La Chambre civile de la Cour suprême a rendu un arrêt sur 14 Novembre 2019 estimer l'appel.

Pour le Conseil, les conditions générales de recrutement utilisés par les compagnies d'assurance peuvent être: Limite des risques couverts, ou limiter. Conformément à l'article 3 LCS, clauses restreignant ont typographiquement de se démarquer et être spécifiquement accepté par écrit.

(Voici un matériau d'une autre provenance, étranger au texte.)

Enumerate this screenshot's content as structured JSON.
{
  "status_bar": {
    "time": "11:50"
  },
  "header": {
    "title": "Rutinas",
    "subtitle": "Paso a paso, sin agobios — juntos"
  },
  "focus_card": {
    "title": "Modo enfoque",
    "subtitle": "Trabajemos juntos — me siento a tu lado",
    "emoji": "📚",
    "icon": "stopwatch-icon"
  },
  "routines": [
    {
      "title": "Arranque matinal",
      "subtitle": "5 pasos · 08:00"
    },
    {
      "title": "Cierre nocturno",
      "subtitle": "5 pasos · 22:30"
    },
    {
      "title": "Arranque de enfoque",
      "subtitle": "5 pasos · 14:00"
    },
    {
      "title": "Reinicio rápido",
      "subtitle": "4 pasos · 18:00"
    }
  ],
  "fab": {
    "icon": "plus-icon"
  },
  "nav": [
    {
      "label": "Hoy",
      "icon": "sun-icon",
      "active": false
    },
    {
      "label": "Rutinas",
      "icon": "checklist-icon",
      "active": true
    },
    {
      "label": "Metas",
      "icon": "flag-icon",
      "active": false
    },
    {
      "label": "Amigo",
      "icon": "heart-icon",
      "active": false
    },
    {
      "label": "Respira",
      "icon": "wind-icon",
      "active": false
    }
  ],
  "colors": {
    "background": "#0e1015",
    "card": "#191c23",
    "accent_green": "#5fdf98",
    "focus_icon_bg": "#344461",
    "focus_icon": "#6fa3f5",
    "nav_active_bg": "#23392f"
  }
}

tandis que délimitant des clauses, Ils sont destinés à délimiter l'objet du contrat précisant les risques, le montant, la durée et le domaine temporel, le cláusulas limitativas, "condition ou modifier le droit de l'assuré et l'indemnisation lorsque le sujet du risque d'assurance, Il avait eu lieu ". Ces clauses doivent satisfaire aux exigences énoncées dans article 3 LCS. Il doit vérifier que la connaissance avait assuré du risque exact couvert.

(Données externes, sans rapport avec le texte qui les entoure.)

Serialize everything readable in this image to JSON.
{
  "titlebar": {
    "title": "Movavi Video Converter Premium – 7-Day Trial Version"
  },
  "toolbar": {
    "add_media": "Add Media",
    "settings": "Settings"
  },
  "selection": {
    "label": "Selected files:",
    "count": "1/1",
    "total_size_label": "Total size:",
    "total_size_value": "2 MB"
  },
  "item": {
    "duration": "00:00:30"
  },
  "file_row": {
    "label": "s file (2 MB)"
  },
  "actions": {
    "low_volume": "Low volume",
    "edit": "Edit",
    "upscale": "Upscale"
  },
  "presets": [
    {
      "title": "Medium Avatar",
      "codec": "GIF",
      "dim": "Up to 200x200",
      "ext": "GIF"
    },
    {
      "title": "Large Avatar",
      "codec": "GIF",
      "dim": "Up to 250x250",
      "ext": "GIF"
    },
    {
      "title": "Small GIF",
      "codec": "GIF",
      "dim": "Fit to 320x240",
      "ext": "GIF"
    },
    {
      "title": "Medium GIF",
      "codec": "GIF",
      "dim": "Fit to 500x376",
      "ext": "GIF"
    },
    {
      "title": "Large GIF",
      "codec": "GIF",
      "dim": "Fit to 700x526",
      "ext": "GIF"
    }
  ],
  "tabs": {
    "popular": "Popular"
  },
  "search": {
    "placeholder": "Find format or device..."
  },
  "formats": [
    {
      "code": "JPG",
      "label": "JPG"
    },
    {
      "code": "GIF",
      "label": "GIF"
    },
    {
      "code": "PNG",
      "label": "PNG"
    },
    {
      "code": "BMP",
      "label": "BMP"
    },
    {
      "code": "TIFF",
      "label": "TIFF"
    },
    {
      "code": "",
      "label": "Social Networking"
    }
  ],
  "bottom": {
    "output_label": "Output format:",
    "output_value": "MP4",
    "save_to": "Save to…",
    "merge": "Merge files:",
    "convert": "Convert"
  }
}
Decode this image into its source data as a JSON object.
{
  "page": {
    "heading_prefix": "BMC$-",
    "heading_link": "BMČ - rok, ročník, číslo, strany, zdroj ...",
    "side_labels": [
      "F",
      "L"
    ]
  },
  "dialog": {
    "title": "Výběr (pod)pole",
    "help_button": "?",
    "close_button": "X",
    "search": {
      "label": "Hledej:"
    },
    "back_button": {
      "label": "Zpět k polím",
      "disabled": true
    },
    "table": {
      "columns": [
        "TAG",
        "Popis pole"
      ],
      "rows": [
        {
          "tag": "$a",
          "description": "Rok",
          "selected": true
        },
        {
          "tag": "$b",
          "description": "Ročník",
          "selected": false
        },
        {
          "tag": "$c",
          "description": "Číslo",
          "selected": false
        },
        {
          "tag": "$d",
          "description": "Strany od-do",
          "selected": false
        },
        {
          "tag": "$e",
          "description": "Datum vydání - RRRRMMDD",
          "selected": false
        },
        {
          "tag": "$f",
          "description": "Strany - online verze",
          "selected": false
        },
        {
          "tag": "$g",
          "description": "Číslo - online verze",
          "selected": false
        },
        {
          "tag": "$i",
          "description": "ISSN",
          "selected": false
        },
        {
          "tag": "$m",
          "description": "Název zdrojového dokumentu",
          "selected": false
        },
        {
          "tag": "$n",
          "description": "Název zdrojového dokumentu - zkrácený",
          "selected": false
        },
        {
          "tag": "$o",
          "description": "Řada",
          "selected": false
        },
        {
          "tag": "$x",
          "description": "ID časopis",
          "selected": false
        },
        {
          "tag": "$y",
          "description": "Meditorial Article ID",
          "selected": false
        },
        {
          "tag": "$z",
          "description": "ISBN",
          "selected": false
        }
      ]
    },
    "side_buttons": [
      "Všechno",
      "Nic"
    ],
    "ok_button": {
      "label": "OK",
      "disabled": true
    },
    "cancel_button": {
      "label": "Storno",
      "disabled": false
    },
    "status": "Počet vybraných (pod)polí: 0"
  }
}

Dans ce cas particulier, Il était FIATC qui comprenait une clause dans la politique individuelle, réglementer l'assurance comme complémentaire de l'autre avait contracté D. Gabriel. La clause a déclaré que Il fonctionne comme un supplément à l'abonné par l'autre contrat, à la limite de la garantie maximale sous contrat.

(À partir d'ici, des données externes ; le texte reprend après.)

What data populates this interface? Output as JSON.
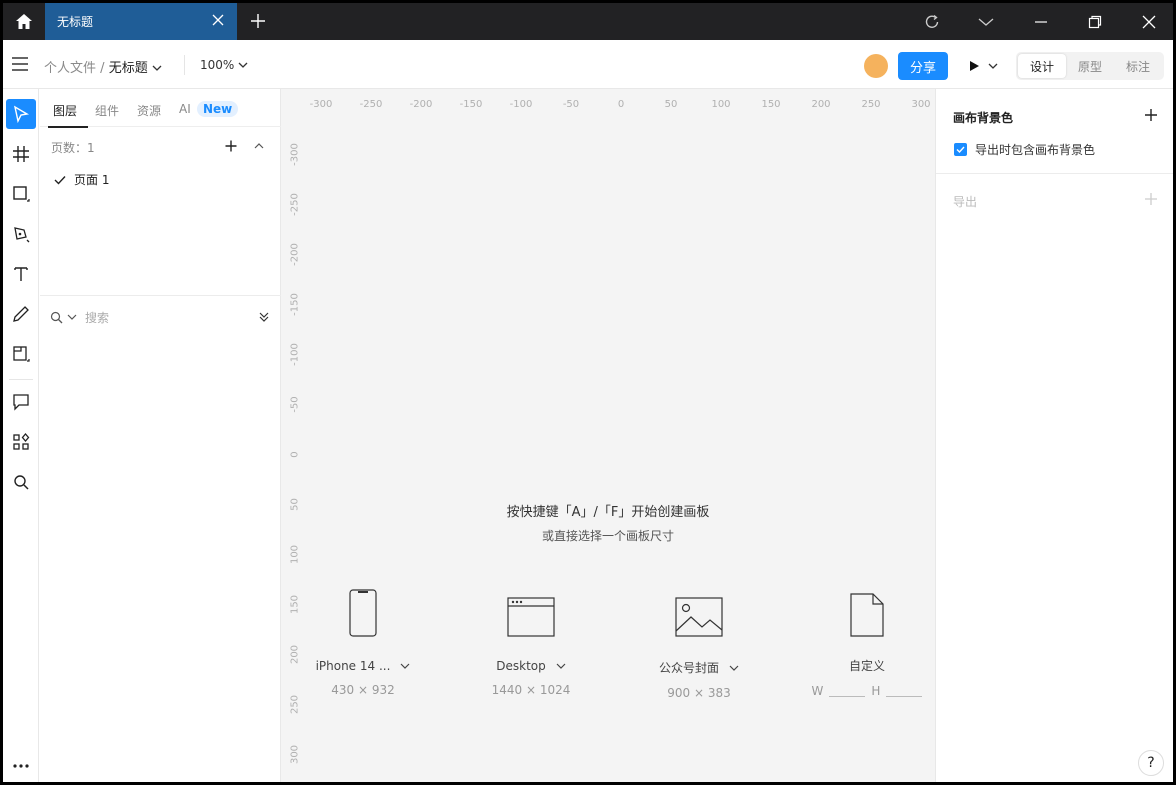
{
  "titlebar": {
    "tab_title": "无标题"
  },
  "toolbar": {
    "breadcrumb_parent": "个人文件",
    "breadcrumb_sep": "/",
    "file_name": "无标题",
    "zoom": "100%",
    "share_label": "分享",
    "modes": [
      "设计",
      "原型",
      "标注"
    ],
    "active_mode": "设计"
  },
  "layers_panel": {
    "tabs": [
      "图层",
      "组件",
      "资源",
      "AI"
    ],
    "ai_badge": "New",
    "pages_header": "页数：1",
    "pages": [
      "页面 1"
    ],
    "search_placeholder": "搜索"
  },
  "canvas": {
    "h_ruler": [
      "-300",
      "-250",
      "-200",
      "-150",
      "-100",
      "-50",
      "0",
      "50",
      "100",
      "150",
      "200",
      "250",
      "300"
    ],
    "v_ruler": [
      "-300",
      "-250",
      "-200",
      "-150",
      "-100",
      "-50",
      "0",
      "50",
      "100",
      "150",
      "200",
      "250",
      "300"
    ],
    "hint_title": "按快捷键「A」/「F」开始创建画板",
    "hint_sub": "或直接选择一个画板尺寸",
    "presets": [
      {
        "name": "iPhone 14 ...",
        "size": "430 × 932",
        "icon": "phone-icon"
      },
      {
        "name": "Desktop",
        "size": "1440 × 1024",
        "icon": "browser-window-icon"
      },
      {
        "name": "公众号封面",
        "size": "900 × 383",
        "icon": "image-icon"
      }
    ],
    "custom": {
      "name": "自定义",
      "w_label": "W",
      "h_label": "H"
    }
  },
  "right_panel": {
    "canvas_bg_title": "画布背景色",
    "include_bg_label": "导出时包含画布背景色",
    "include_bg_checked": true,
    "export_title": "导出",
    "help": "?"
  },
  "colors": {
    "accent": "#1a8cff",
    "tab_bg": "#1f5d97",
    "titlebar_bg": "#222224",
    "avatar": "#f5b25d"
  }
}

Nous sommes confrontés à une la concurrence d'assurance dans le domaine de l'assurance de personnes. D. Gabriel a engagé deux polices d'assurance invalidité professionnelle avec FIATC, individuellement et une autre avec SEPLA, collectivement. Il a été examiné par la Chambre comme une option contractuelle pour couvrir autant que possible le risque assuré contre une éventualité de nature grave, comme. D. Gabriel a perdu le pouvoir d'exercer une activité professionnelle, et donc il a été définitivement désactivé par la sécurité sociale.

En fonctionnement assurance personnelle principe de rémunération cumulative sans proratisation. La Chambre a conclu que « Une clause contractuelle qui empêche l'assuré peut recevoir toutes les sommes assurées, l'établissement d'un système de compensation entre les différentes politiques, Il ne peut être conceptualisée comme limite du risque, mais, clairement, Elle limite les droits de l'assuré, par rapport à la teneur naturelle du contrat, ce qui signifie que, en assurance de personnes, l'assuré peut exiger le plein respect de chaque contrat individuel ».

Pour tout ce qui précède, la Chambre civile de la Cour suprême a confirmé l'appel.

Il résolut l'appel a maintenu la seule demande dans l'appel. Il a condamné à payer FIATC 450.700 d'euros, plus les intérêts juridiques de l'article 20 LCS. Il a estimé l'appel parce que la clause se limitait aux droits de l'assuré. Ne répondaient pas aux exigences de l'article 3 LCS, ni il a été souligné typographiquement ou spécifiquement acceptée par D. Gabriel.

Conclusion

Dans l'assurance personnelle régit le principe de rémunération cumulative sans proratisation. Dans plusieurs politiques d'embauche qui revendique le même risque, Ils ne peuvent pas inclure des clauses limitant empêchant les assurés de recevoir tous les montants assurés, car elle limite les droits de l'assuré.